Heisman praised the concept, though, pointing out that it doesn’t demand too much from participants, aside from the momentary splash of frigid water, that is. “You don’t need much time to do it,” she said. “You can do it in your own backyard or in your neighbor’s backyard. You don’t need to get those signups and pledges [for a walkathon or a marathon], which are barriers to entry. This is one where you can do a selfie, throw water on yourself and then challenge somebody.”

But she thinks that as the weather gets colder, there will be a steep decline in participation. “It’s a brilliant strategy for the summer,” she acknowledged, “but I don’t think people will keep doing it.”

Year-End Charitable Planning
As accounting and tax clients start to make decisions in the months ahead on year-end charitable giving, Heisman has some advice for them. “One of the things people need to do is figure out what causes are really important to them,” she said. “Do some Internet research.

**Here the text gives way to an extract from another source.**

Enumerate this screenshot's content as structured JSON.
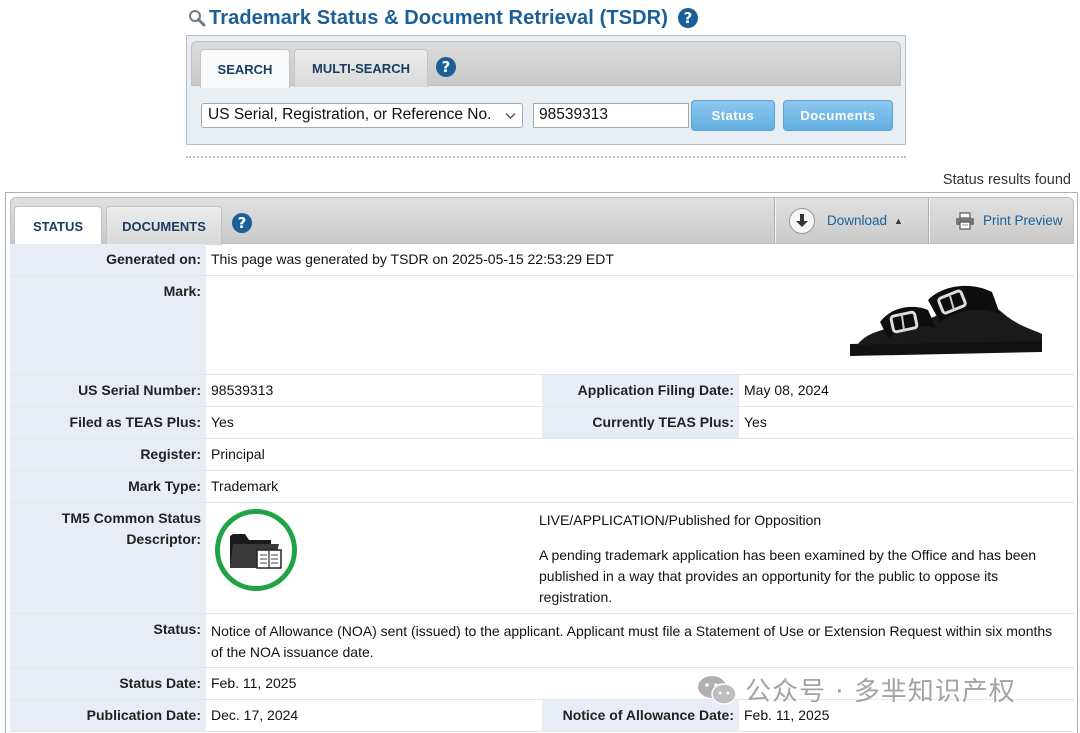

There’s GuideStar and Charity Navigator, and then you can go to the charities’ Web sites directly to see which charities are actually doing the work you want to support, and the causes that are important to you.”

She also advises getting data on how the charities are doing. “It can be qualitative or quantitative data,” said Heisman. “Both of them are really important. Assess what seems to you to be the most effective.”

If a potential donor can talk to board members at the charity, that’s even better, or at least talk to other donors who have given in the past, or call the charity directly and ask how they’re doing.

“Contact the charity and ask them for some information,” Heisman suggested. “Most charities that are quality charities will have things they can give you, whether they’re custom made or standard [documents] they give on the impact of what their donations have had in the last year. Then on the basis of that decide if you want to give to them again. My strategy is always to make fewer and larger gifts. If there are three or four mission-driven organizations that are really important to you, giving larger gifts to them instead of finding 10 is a really great strategy.”

Planning ahead is especially important with larger gifts. “If you’re going to plan to make a complicated gift, don’t do it in the middle of December,” Heisman advised. “If you’re going to give closely held stock or restricted stock or even appreciated securities, don’t start your gift after Christmas. Plan a little bit because sometimes if you have to send a gift in a liquid asset or something unusual, not all charities can accept it with the same amount of ease. If you’re going to give cash, make sure to get it postmarked and in the U.S. mail by midnight, but if you’re going to give anything else, just make sure the charity has the ability to accept it and knows what to do with it.”